EU braces for no-deal Brexit but hopes for the best as summit kicks off

The prospect of a no-deal Brexit is looking increasingly more likely as the two sides gear up for a crunch two-day summit which begins today in Brussels.
Photo credit: PA Photos

By Martin Banks

Martin Banks is a senior reporter at the Parliament Magazine

17 Oct 2018

With the clock ticking down on the Brexit timetable, European Council President Donald Tusk admitted that while the EU side was “preparing for a no-deal scenario,” he urged leaders not to give up on an agreement being reached between the two sides.

The European Parliament’s Brexit steering group has insisted it will not back any Brexit deal unless the UK agrees to a “workable, legally operational and all-weather backstop.”

The steering group and Tusk’s comments came against the backdrop of the latest impasse in the long-running Brexit negotiations and UK Prime Minister Theresa May is expected to plead with EU leaders to drop their Irish backstop proposal at a make-or-break summit dinner in Brussels tonight.


May used an emergency Commons statement on Monday to say the EU’s plan “threatens the integrity of our United Kingdom” because it could lead to the creation of a customs border in the Irish Sea.

She said that the negotiating team of chief EU negotiator Michel Barnier had told her there was not time to evaluate a UK-wide counter-proposal “in the next few weeks”.


Ahead of the summit, which is scheduled to last two days, parliament’s Brexit steering group, chaired by Alde leader Guy Verhofstadt, broke its recent silence on the Brexit talks by issuing a “get tough” statement.

Signed by Verhofstadt and five other group members, it read, “It is our very strong view that the Withdrawal Agreement must include a workable, legally operational and all-weather backstop for the Ireland/Northern Ireland border fully in line with the Joint Report of last December and Prime Minister May’s letter to President Tusk of 19 March 2018.”

The statement continued, “Without such a backstop, the European Parliament would not be in a position to give its consent to the Withdrawal Agreement.”

"Responsible as we are, we must prepare the EU for a no-deal scenario, which is more likely than ever before.” European Council President Donald Tusk

It reiterated the group’s “full support” for Michel Barnier and his “negotiating strategy.”

The group is composed of German MEP Elmar Brok, Italian member Roberto Gualtieri, Belgium’s Philippe Lamberts, German deputy Gaby Zimmer and Danuta Hubner, from Poland.


Tusk said in his statement that he had invited May to address the 27 member states this week, “giving the UK Government's assessment of the negotiations.”

He said the hope from the recent summit of EU leaders in Salzburg was that there would be “maximum progress and results that would lead to a deal in October.”

However, Tusk continued, “As things stand today, it has proven to be more complicated than some may have expected.”

Despite growing pessimism about the prospects of a deal, as planned, this week, Tusk adds, “We should nevertheless remain hopeful and determined, as there is good will to continue these talks on both sides.”

“But at the same time, responsible as we are, we must prepare the EU for a no-deal scenario, which is more likely than ever before.”

He said, “Like the UK, the Commission has started such preparations, and will give us an update during the meeting.

“But let me be absolutely clear.

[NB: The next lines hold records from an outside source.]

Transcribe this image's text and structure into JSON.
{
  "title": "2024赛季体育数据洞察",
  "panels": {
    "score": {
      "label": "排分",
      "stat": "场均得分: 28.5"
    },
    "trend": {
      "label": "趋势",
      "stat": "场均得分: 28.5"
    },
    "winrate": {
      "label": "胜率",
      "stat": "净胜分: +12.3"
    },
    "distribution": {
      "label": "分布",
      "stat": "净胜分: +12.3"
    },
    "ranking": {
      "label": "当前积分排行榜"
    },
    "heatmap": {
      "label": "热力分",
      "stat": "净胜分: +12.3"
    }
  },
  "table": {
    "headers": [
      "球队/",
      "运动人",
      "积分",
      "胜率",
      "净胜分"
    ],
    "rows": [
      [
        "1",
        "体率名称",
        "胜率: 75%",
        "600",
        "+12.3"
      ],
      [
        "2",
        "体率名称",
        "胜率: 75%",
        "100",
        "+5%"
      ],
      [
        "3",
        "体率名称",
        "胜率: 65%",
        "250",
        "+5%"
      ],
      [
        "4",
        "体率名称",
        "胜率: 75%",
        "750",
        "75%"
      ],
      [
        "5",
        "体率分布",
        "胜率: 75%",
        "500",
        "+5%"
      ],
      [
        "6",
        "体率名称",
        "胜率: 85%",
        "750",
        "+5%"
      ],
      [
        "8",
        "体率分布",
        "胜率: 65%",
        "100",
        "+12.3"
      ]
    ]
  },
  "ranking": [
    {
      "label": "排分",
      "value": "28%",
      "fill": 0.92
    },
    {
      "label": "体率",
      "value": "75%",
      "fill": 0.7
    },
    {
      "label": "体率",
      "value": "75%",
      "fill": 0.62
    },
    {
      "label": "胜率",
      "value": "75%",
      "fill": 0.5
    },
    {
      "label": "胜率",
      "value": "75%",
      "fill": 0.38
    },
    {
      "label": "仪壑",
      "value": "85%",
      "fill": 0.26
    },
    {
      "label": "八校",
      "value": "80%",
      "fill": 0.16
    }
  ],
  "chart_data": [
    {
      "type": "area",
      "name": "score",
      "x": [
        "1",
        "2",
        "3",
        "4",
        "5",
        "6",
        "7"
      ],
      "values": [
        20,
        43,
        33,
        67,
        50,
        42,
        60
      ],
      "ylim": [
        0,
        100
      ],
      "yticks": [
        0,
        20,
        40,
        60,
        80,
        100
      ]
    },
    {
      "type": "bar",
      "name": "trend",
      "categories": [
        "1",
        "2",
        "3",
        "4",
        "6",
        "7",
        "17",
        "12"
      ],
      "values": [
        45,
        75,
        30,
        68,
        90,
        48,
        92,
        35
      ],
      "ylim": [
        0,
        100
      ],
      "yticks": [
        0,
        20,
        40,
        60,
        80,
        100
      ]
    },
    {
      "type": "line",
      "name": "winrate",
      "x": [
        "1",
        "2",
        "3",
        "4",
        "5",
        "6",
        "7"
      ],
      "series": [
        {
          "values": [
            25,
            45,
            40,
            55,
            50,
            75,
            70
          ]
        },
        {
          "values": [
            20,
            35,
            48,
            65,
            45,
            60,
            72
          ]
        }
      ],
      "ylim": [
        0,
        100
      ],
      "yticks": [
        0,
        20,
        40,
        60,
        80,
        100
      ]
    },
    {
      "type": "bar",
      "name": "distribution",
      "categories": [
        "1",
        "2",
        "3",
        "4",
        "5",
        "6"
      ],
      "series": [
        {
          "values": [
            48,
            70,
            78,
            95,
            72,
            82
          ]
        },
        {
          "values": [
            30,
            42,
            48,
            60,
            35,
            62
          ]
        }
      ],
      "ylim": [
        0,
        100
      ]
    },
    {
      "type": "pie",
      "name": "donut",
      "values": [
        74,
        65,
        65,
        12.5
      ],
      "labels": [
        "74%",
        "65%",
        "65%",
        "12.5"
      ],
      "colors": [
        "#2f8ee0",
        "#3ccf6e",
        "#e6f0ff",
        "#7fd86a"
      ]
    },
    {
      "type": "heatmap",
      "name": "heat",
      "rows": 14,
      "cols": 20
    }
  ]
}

The fact that we are preparing for a no-deal scenario must not, under any circumstances, lead us away from making every effort to reach the best agreement possible, for all sides.

“This is what our state of mind should be at this stage. As someone rightly said: 'It always seems impossible until it's done.' Let us not give up.”

Further comment came from German chancellor Angela Merkel who said, “We were actually pretty hopeful that we would manage to seal an exit agreement… At the moment, it looks a bit more difficult again”.